Lawrence Livermore Lab’s long overdue fusion generator (the National Ignition Facility) is un-officially finished. At a cost of roughly $4 billion dollars, hopes are for the NIF to boil hydrogen to the point that it reaches fusion and for that fusion reaction to ultimately reach the point of “ignition” — that is, when the experiment becomes self-sustainable.
To do that requires some pretty snazzy computing skills though!
Every NIF experimental shot requires the coordination of up to 60,000 control points for electronic, high voltage, optical and mechanical devices – motorized mirrors and lenses, energy and power sensors, video cameras, laser amplifiers and diagnostic instruments. Achieving this level of precision requires a large-scale computer control system as sophisticated as any in government service or private industry.
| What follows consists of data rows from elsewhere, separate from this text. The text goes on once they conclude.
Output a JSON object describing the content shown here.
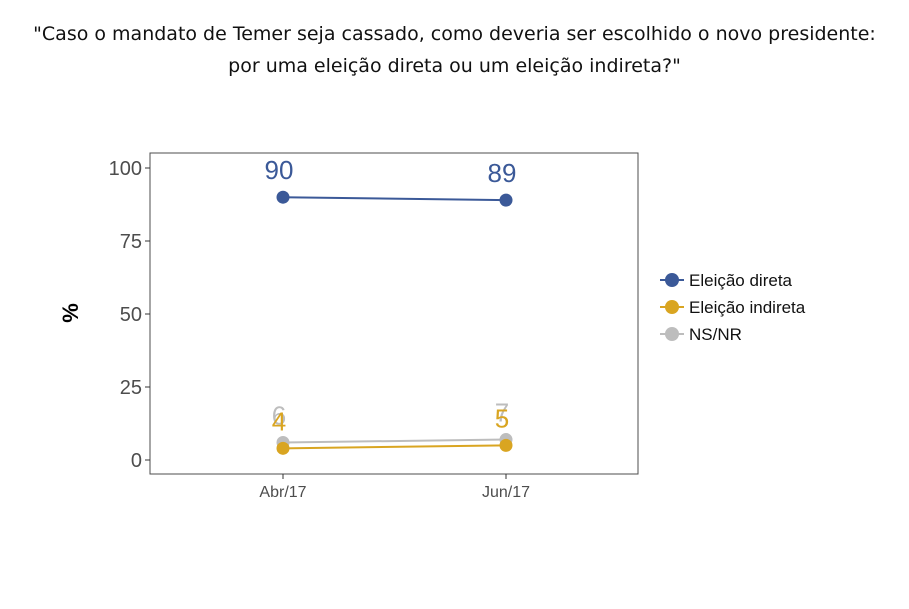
{
  "title": {
    "line1": "\"Caso o mandato de Temer seja cassado, como deveria ser escolhido o novo presidente:",
    "line2": "por uma eleição direta ou um eleição indireta?\""
  },
  "chart_data": {
    "type": "line",
    "x": [
      "Abr/17",
      "Jun/17"
    ],
    "ylabel": "%",
    "xlabel": "",
    "ylim": [
      0,
      100
    ],
    "yticks": [
      0,
      25,
      50,
      75,
      100
    ],
    "grid": false,
    "legend_position": "right",
    "series": [
      {
        "name": "Eleição direta",
        "values": [
          90,
          89
        ],
        "color": "#3b5998"
      },
      {
        "name": "Eleição indireta",
        "values": [
          4,
          5
        ],
        "color": "#d9a521"
      },
      {
        "name": "NS/NR",
        "values": [
          6,
          7
        ],
        "color": "#bdbdbd"
      }
    ]
  }
}
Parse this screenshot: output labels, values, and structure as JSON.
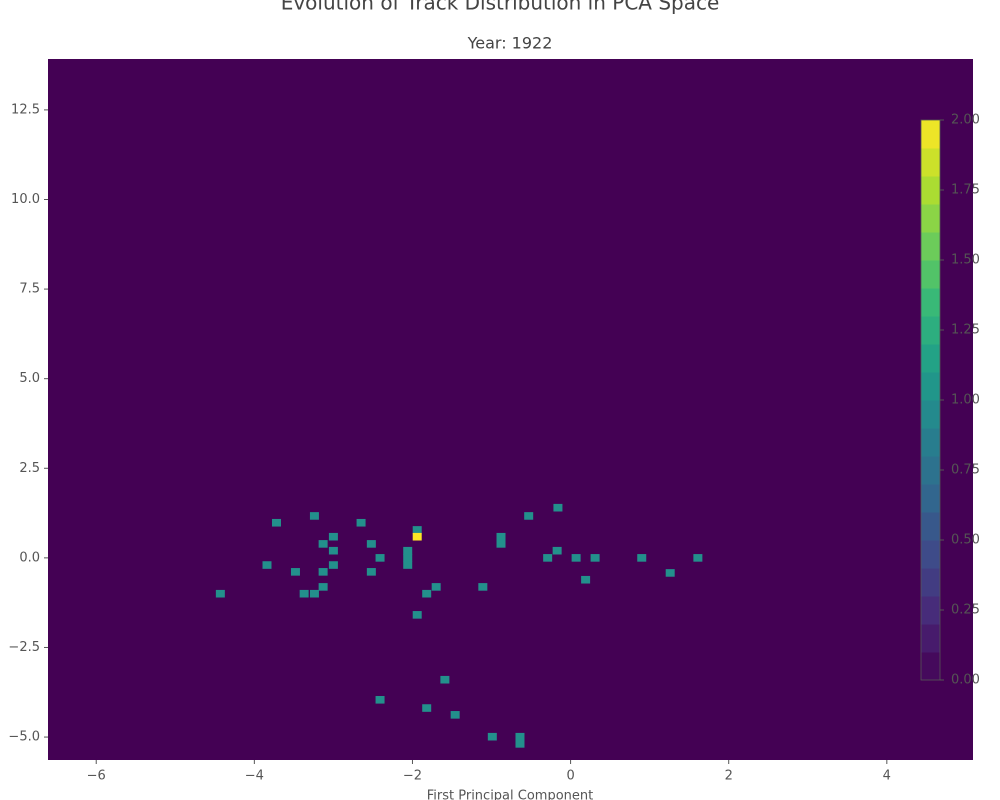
{
  "chart_data": {
    "type": "heatmap2d",
    "title": "Evolution of Track Distribution in PCA Space",
    "subtitle": "Year: 1922",
    "xlabel": "First Principal Component",
    "cmap": "viridis",
    "x": [
      -3.72,
      -3.24,
      -2.65,
      -3.0,
      -3.13,
      -2.52,
      -3.0,
      -2.41,
      -2.06,
      -2.06,
      -2.06,
      -1.94,
      -1.94,
      -3.84,
      -3.48,
      -3.13,
      -3.0,
      -2.52,
      -3.13,
      -3.37,
      -3.24,
      -4.43,
      -1.7,
      -1.82,
      -1.94,
      -1.11,
      -0.88,
      -0.88,
      -0.53,
      -0.16,
      -0.17,
      -0.29,
      0.07,
      0.31,
      0.19,
      0.9,
      1.26,
      1.61,
      -1.59,
      -2.41,
      -1.82,
      -1.46,
      -0.99,
      -0.64,
      -0.64
    ],
    "y": [
      0.98,
      1.17,
      0.98,
      0.59,
      0.39,
      0.39,
      0.2,
      0,
      0.2,
      0,
      -0.2,
      0.78,
      0.59,
      -0.2,
      -0.39,
      -0.39,
      -0.2,
      -0.39,
      -0.81,
      -1.0,
      -1.0,
      -1.0,
      -0.81,
      -1.0,
      -1.59,
      -0.81,
      0.59,
      0.39,
      1.17,
      1.4,
      0.2,
      0,
      0,
      0,
      -0.61,
      0,
      -0.42,
      0,
      -3.4,
      -3.96,
      -4.19,
      -4.38,
      -4.99,
      -4.99,
      -5.19
    ],
    "values": [
      1,
      1,
      1,
      1,
      1,
      1,
      1,
      1,
      1,
      1,
      1,
      1,
      2,
      1,
      1,
      1,
      1,
      1,
      1,
      1,
      1,
      1,
      1,
      1,
      1,
      1,
      1,
      1,
      1,
      1,
      1,
      1,
      1,
      1,
      1,
      1,
      1,
      1,
      1,
      1,
      1,
      1,
      1,
      1,
      1
    ],
    "xlim": [
      -6.61,
      5.09
    ],
    "ylim": [
      -5.64,
      13.92
    ],
    "xticks": [
      {
        "value": -6,
        "label": "−6"
      },
      {
        "value": -4,
        "label": "−4"
      },
      {
        "value": -2,
        "label": "−2"
      },
      0,
      2,
      4
    ],
    "yticks": [
      {
        "value": -5,
        "label": "−5.0"
      },
      {
        "value": -2.5,
        "label": "−2.5"
      },
      {
        "value": 0,
        "label": "0.0"
      },
      {
        "value": 2.5,
        "label": "2.5"
      },
      {
        "value": 5,
        "label": "5.0"
      },
      {
        "value": 7.5,
        "label": "7.5"
      },
      {
        "value": 10,
        "label": "10.0"
      },
      {
        "value": 12.5,
        "label": "12.5"
      }
    ],
    "clim": [
      0,
      2
    ],
    "cticks": [
      {
        "value": 0,
        "label": "0.00"
      },
      {
        "value": 0.25,
        "label": "0.25"
      },
      {
        "value": 0.5,
        "label": "0.50"
      },
      {
        "value": 0.75,
        "label": "0.75"
      },
      {
        "value": 1,
        "label": "1.00"
      },
      {
        "value": 1.25,
        "label": "1.25"
      },
      {
        "value": 1.5,
        "label": "1.50"
      },
      {
        "value": 1.75,
        "label": "1.75"
      },
      {
        "value": 2,
        "label": "2.00"
      }
    ]
  }
}
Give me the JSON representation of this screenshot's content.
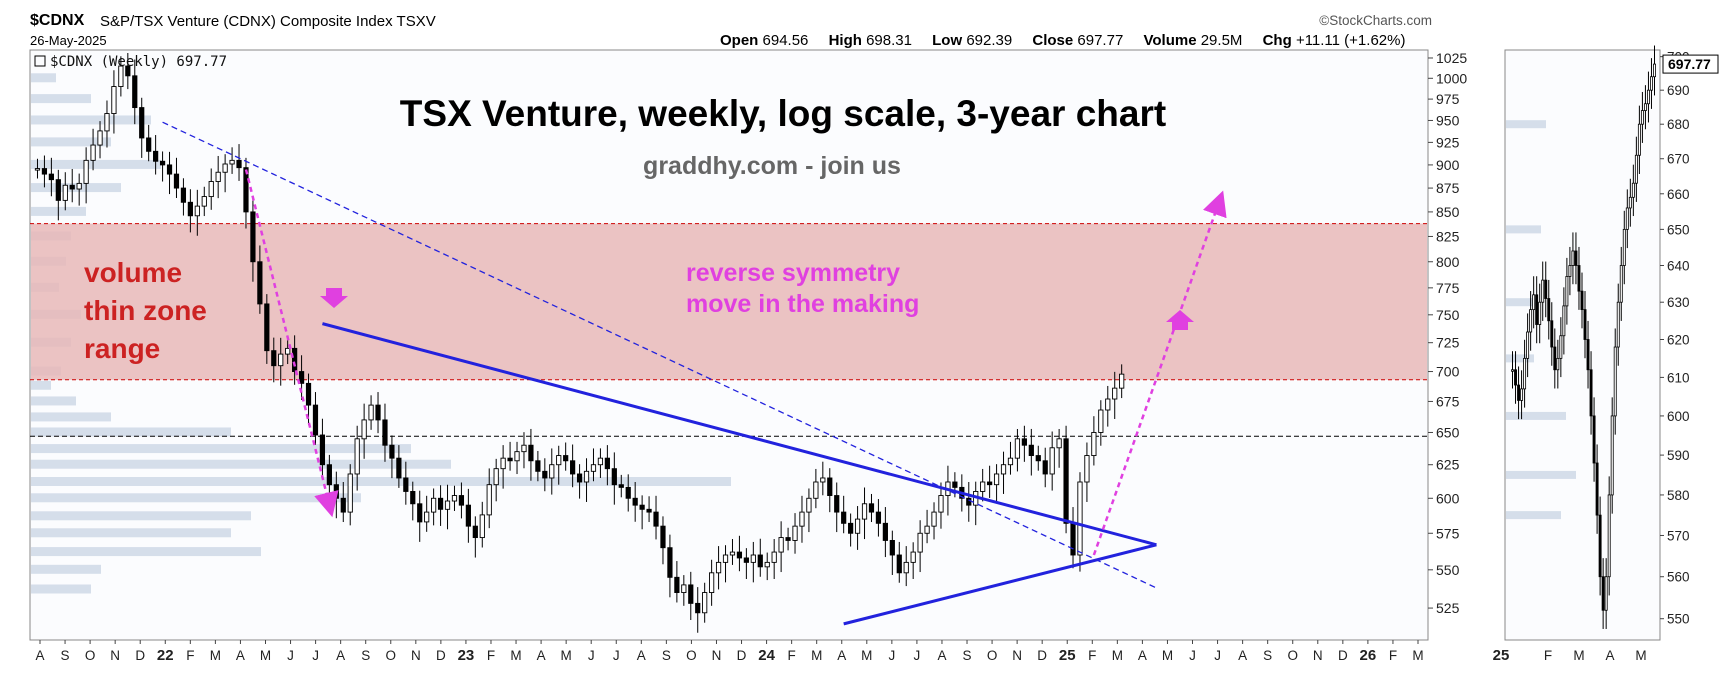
{
  "header": {
    "symbol": "$CDNX",
    "name": "S&P/TSX Venture (CDNX) Composite Index",
    "exchange": "TSXV",
    "date": "26-May-2025",
    "source": "©StockCharts.com",
    "ohlc": {
      "open_label": "Open",
      "open": "694.56",
      "high_label": "High",
      "high": "698.31",
      "low_label": "Low",
      "low": "692.39",
      "close_label": "Close",
      "close": "697.77",
      "volume_label": "Volume",
      "volume": "29.5M",
      "chg_label": "Chg",
      "chg": "+11.11 (+1.62%)"
    }
  },
  "colors": {
    "zone": "#e8b8b8",
    "trendline": "#2222dd",
    "magenta": "#e040e0",
    "zone_label": "#cc2222",
    "title": "#000000",
    "subtitle": "#666666",
    "volume_bars": "#d5deea"
  },
  "chart_data": [
    {
      "type": "candlestick",
      "legend_label": "$CDNX (Weekly) 697.77",
      "scale": "log",
      "ylim": [
        505,
        1035
      ],
      "y_ticks": [
        525,
        550,
        575,
        600,
        625,
        650,
        675,
        700,
        725,
        750,
        775,
        800,
        825,
        850,
        875,
        900,
        925,
        950,
        975,
        1000,
        1025
      ],
      "x_ticks": [
        "A",
        "S",
        "O",
        "N",
        "D",
        "22",
        "F",
        "M",
        "A",
        "M",
        "J",
        "J",
        "A",
        "S",
        "O",
        "N",
        "D",
        "23",
        "F",
        "M",
        "A",
        "M",
        "J",
        "J",
        "A",
        "S",
        "O",
        "N",
        "D",
        "24",
        "F",
        "M",
        "A",
        "M",
        "J",
        "J",
        "A",
        "S",
        "O",
        "N",
        "D",
        "25",
        "F",
        "M",
        "A",
        "M",
        "J",
        "J",
        "A",
        "S",
        "O",
        "N",
        "D",
        "26",
        "F",
        "M"
      ],
      "annotations": {
        "title": "TSX Venture, weekly, log scale, 3-year chart",
        "subtitle": "graddhy.com - join us",
        "zone_label_lines": [
          "volume",
          "thin zone",
          "range"
        ],
        "symmetry_label_lines": [
          "reverse symmetry",
          "move in the making"
        ]
      },
      "volume_thin_zone": [
        693,
        838
      ],
      "horizontal_levels": {
        "zone_top": 838,
        "zone_bottom": 693,
        "support": 647
      },
      "weekly_closes": [
        896,
        890,
        884,
        862,
        878,
        874,
        880,
        905,
        922,
        938,
        958,
        990,
        1015,
        1003,
        965,
        930,
        915,
        904,
        900,
        890,
        875,
        860,
        846,
        856,
        866,
        882,
        892,
        901,
        905,
        897,
        850,
        800,
        760,
        718,
        705,
        715,
        720,
        700,
        690,
        672,
        648,
        625,
        610,
        600,
        590,
        618,
        645,
        660,
        672,
        660,
        640,
        630,
        615,
        605,
        596,
        583,
        590,
        600,
        592,
        598,
        602,
        595,
        580,
        572,
        588,
        610,
        622,
        630,
        628,
        635,
        640,
        628,
        620,
        615,
        625,
        632,
        628,
        618,
        612,
        620,
        625,
        630,
        622,
        610,
        608,
        600,
        595,
        592,
        590,
        580,
        565,
        545,
        535,
        540,
        528,
        522,
        535,
        548,
        555,
        560,
        562,
        558,
        555,
        560,
        552,
        555,
        562,
        572,
        570,
        580,
        590,
        600,
        612,
        615,
        602,
        590,
        582,
        575,
        585,
        596,
        590,
        582,
        570,
        560,
        548,
        555,
        562,
        575,
        580,
        590,
        602,
        612,
        608,
        600,
        595,
        605,
        612,
        610,
        618,
        625,
        630,
        645,
        640,
        632,
        628,
        618,
        638,
        645,
        582,
        560,
        612,
        632,
        650,
        668,
        677,
        686,
        697.77
      ],
      "triangle": {
        "upper": [
          {
            "week": 41,
            "value": 742
          },
          {
            "week": 161,
            "value": 567
          }
        ],
        "lower": [
          {
            "week": 116,
            "value": 515
          },
          {
            "week": 161,
            "value": 567
          }
        ]
      },
      "dashed_trendline": [
        {
          "week": 18,
          "value": 948
        },
        {
          "week": 161,
          "value": 538
        }
      ],
      "arrows": [
        {
          "from": {
            "week": 30,
            "value": 895
          },
          "to": {
            "week": 42,
            "value": 595
          }
        },
        {
          "from": {
            "week": 152,
            "value": 560
          },
          "to": {
            "week": 170,
            "value": 860
          }
        }
      ]
    },
    {
      "type": "candlestick",
      "scale": "log",
      "ylim": [
        545,
        702
      ],
      "y_ticks": [
        550,
        560,
        570,
        580,
        590,
        600,
        610,
        620,
        630,
        640,
        650,
        660,
        670,
        680,
        690,
        700
      ],
      "x_ticks": [
        "25",
        "F",
        "M",
        "A",
        "M"
      ],
      "last_value_label": "697.77",
      "daily_closes": [
        612,
        608,
        604,
        607,
        615,
        622,
        628,
        632,
        624,
        630,
        636,
        631,
        625,
        618,
        612,
        615,
        621,
        629,
        637,
        640,
        644,
        640,
        633,
        628,
        620,
        612,
        600,
        588,
        575,
        560,
        552,
        560,
        580,
        600,
        618,
        630,
        640,
        650,
        656,
        659,
        663,
        671,
        680,
        684,
        686,
        690,
        694,
        697.77
      ]
    }
  ]
}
The meticulous orchestration of these parts will result in the propagation of 192 separate nanosecond-long bursts of light over a one-kilometer path length. The 192 separate beams must have optical pathlengths equal to within nine millimeters so that the pulses can arrive within 30 picoseconds of each other at the center of the target chamber. Then they must strike within 50 micrometers of their assigned spot on a target the size of a pencil eraser. Because the precise alignment of NIF’s laser beams is extremely important for successful operation, the requirements for vibrational, thermal and seismic stability are unusually demanding. Critical components, weighing tens of tons, were located to a precision of 100 microns using a rigorous engineering process for design validation and as-installed verification.
Well, at least if it fails the engineers can say they didn’t waste their time playing Crysis.